Noh, Modernism, and Journeys in Teaching

“Learning to Kneel.” Courtesy of David Surtasky.


Learning to Kneel traces the lessons, collaborations, and translations that introduced Japanese noh drama to the twentieth-century artistic movement called modernism. Noh captivated famous Euro-American artists, including Ezra Pound, W. B. Yeats, Bertolt Brecht, Benjamin Britten, and Samuel Beckett. They collaborated with an international cast of artists who taught them about noh, often while directing, choreographing, or performing in their productions. Preston reintroduces to modernism figures like the Tokyo-born dancer and theater artist, Ito Michio, who performed with Pound in dance-poem recitals and in Yeats’s famous noh adaptation, At the Hawk’s Well. Ito took the play on an international tour that influenced Japanese modern and traditional performance.

Previous accounts of modernism and noh emphasize the errors in, for example, Pound’s noh translations or Yeats and Brecht’s exoticism and misunderstandings of the noh plays they adapted. Preston’s different approach stems from her experience taking lessons in noh performance technique with a professional actor in Tokyo. This “study abroad” encouraged her to reconsider widespread assumptions about error, misunderstanding, and success.

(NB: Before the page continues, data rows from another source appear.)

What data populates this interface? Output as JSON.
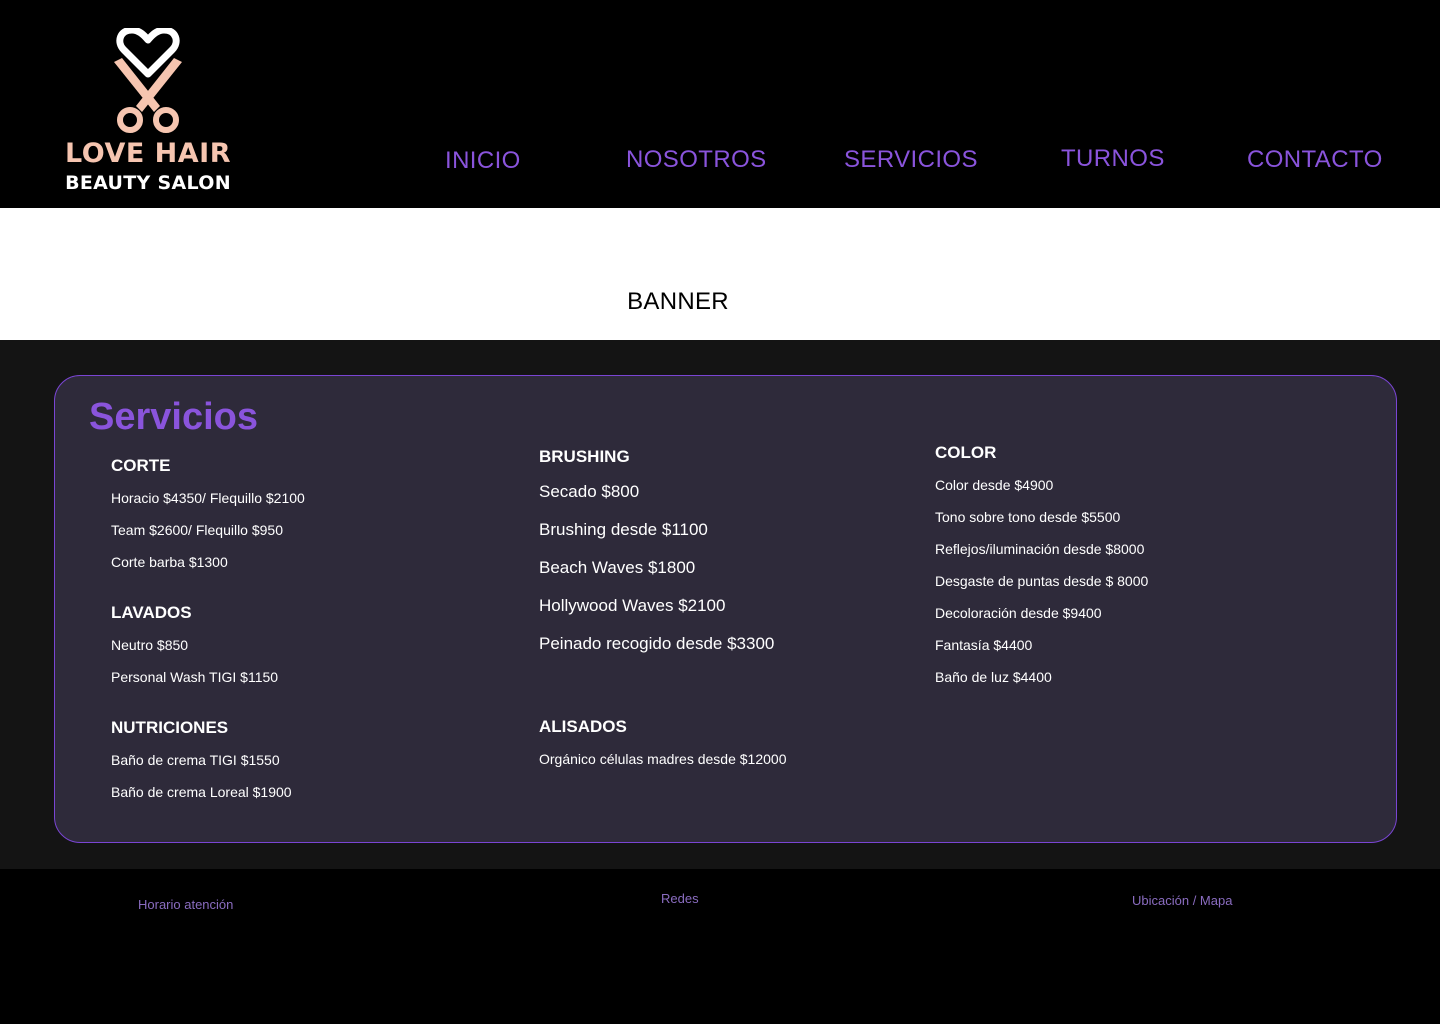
{
  "brand": {
    "logo_icon": "heart-scissors-icon",
    "name_line1": "LOVE HAIR",
    "name_line2": "BEAUTY SALON"
  },
  "nav": {
    "items": [
      "INICIO",
      "NOSOTROS",
      "SERVICIOS",
      "TURNOS",
      "CONTACTO"
    ]
  },
  "banner": {
    "label": "BANNER"
  },
  "services": {
    "title": "Servicios",
    "corte": {
      "title": "CORTE",
      "items": [
        "Horacio $4350/ Flequillo $2100",
        "Team $2600/ Flequillo $950",
        "Corte barba $1300"
      ]
    },
    "lavados": {
      "title": "LAVADOS",
      "items": [
        "Neutro $850",
        "Personal Wash TIGI $1150"
      ]
    },
    "nutriciones": {
      "title": "NUTRICIONES",
      "items": [
        "Baño de crema TIGI $1550",
        "Baño de crema Loreal $1900"
      ]
    },
    "brushing": {
      "title": "BRUSHING",
      "items": [
        "Secado $800",
        "Brushing desde $1100",
        "Beach Waves $1800",
        "Hollywood Waves $2100",
        "Peinado recogido desde $3300"
      ]
    },
    "alisados": {
      "title": "ALISADOS",
      "items": [
        "Orgánico células madres desde $12000"
      ]
    },
    "color": {
      "title": "COLOR",
      "items": [
        "Color desde $4900",
        "Tono sobre tono desde $5500",
        "Reflejos/iluminación desde $8000",
        "Desgaste de puntas desde $ 8000",
        "Decoloración desde $9400",
        "Fantasía  $4400",
        "Baño de luz $4400"
      ]
    }
  },
  "footer": {
    "hours": "Horario atención",
    "social": "Redes",
    "location": "Ubicación / Mapa"
  },
  "colors": {
    "accent": "#8a54dc",
    "logo_peach": "#f6c5b0",
    "card_bg": "#2e2a3a",
    "section_bg": "#141414",
    "header_bg": "#000000"
  }
}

Noh pedagogy is devoted to preserving a repertory of plays transmitted for centuries from teacher to student in a hierarchical relationship – symbolized for Preston by the decorous and painful practice of kneeling before the teacher to bow, receive instruction, and practice chanting. After initially assuming noh lessons would feel humiliating, Preston found herself experiencing the value of and pleasure in submission to an authority and training regimen. Her tendency to emphasize innovation and subversion (which were of little use in noh lessons) had encouraged her to overlook the complex ranges of agency and empowerment regularly experienced by teachers and students.

Learning to Kneel is a book about journeys: noh’s journey across modernist stages and back to Japan; the international circulation of noh texts and tours of plays; the bodily techniques performers carry across national borders; the travel, even tourism, by which modernist artists encountered noh and – albeit in some limited way – its challenges to western ideas of agency; and Preston’s journey to Japan for noh lessons, where learning to kneel taught her new approaches to teaching and learning.